Which brings me back to My Honey. One of the symptoms of Parkinson’s Disease is loss or change in the senses of taste and smell. As I said, it happens sometimes with Covid, too. My Honey has always been a good cook, but I found myself unable to clean my plate sometimes, even if he made chicken and dumplings. I felt guilty for NOT overeating. I needed to give myself a break, to accept that I can show my husband I love him in ways other than eating. And I’m not as heroic as my liver-hating sister-in-law. I don’t eat what I don’t like. And PD doesn’t let me stuff myself as much as in the past because of changes in my gut.

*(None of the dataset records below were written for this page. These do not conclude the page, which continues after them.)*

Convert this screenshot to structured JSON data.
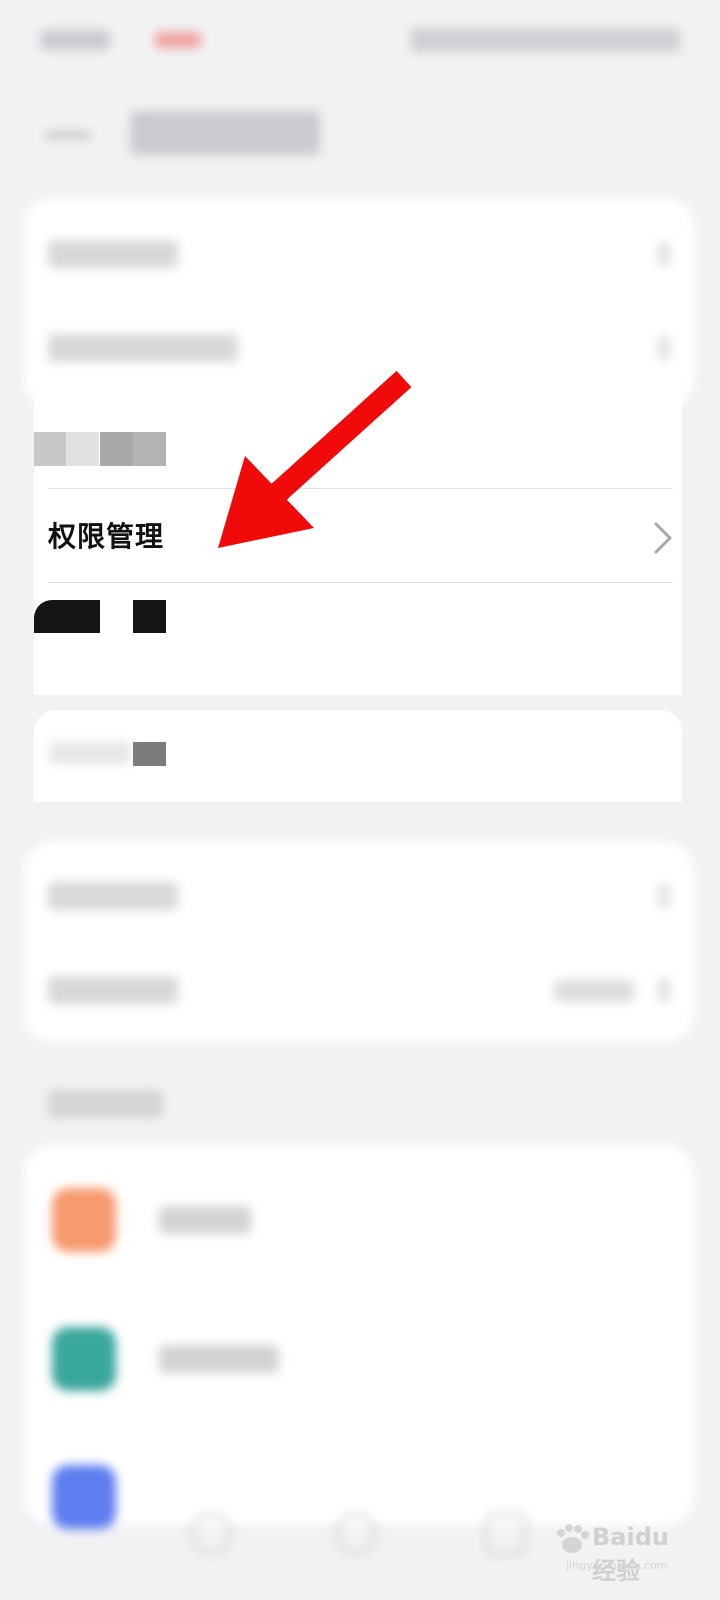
{
  "permission_row": {
    "label": "权限管理"
  },
  "annotation": {
    "arrow_color": "#f00a0a"
  },
  "watermark": {
    "brand": "Bai",
    "brand2": "du",
    "suffix": "经验",
    "url": "jingyan.baidu.com"
  },
  "icons": {
    "back": "back-arrow-icon",
    "chevron": "chevron-right-icon"
  }
}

I lost 100 pounds on purpose. But a few years after my diagnosis, I lost another 85 pounds, probably because of extra movement and changes to my taste buds. At this point, I’ve fine-tuned my tastes and diet to gain back enough weight to look more like my previous self and provide a layer of padding for falls. But I must be careful to eat healthy foods. I still have a sweet tooth, and I could easily spend all my calories on chocolate chip cookies.

Now our granddaughter, The Guppy, is starting to eat solid foods. She’s trying new foods every day, and she’s adorable doing it. So far, so good. We hope her taste buds have unlimited horizons. The Guppy doesn’t have to join the Clean Plate Club. It will be enough if she can enjoy enough of a variety of foods that help her body feel good and stay healthy. That should be enough for me, too.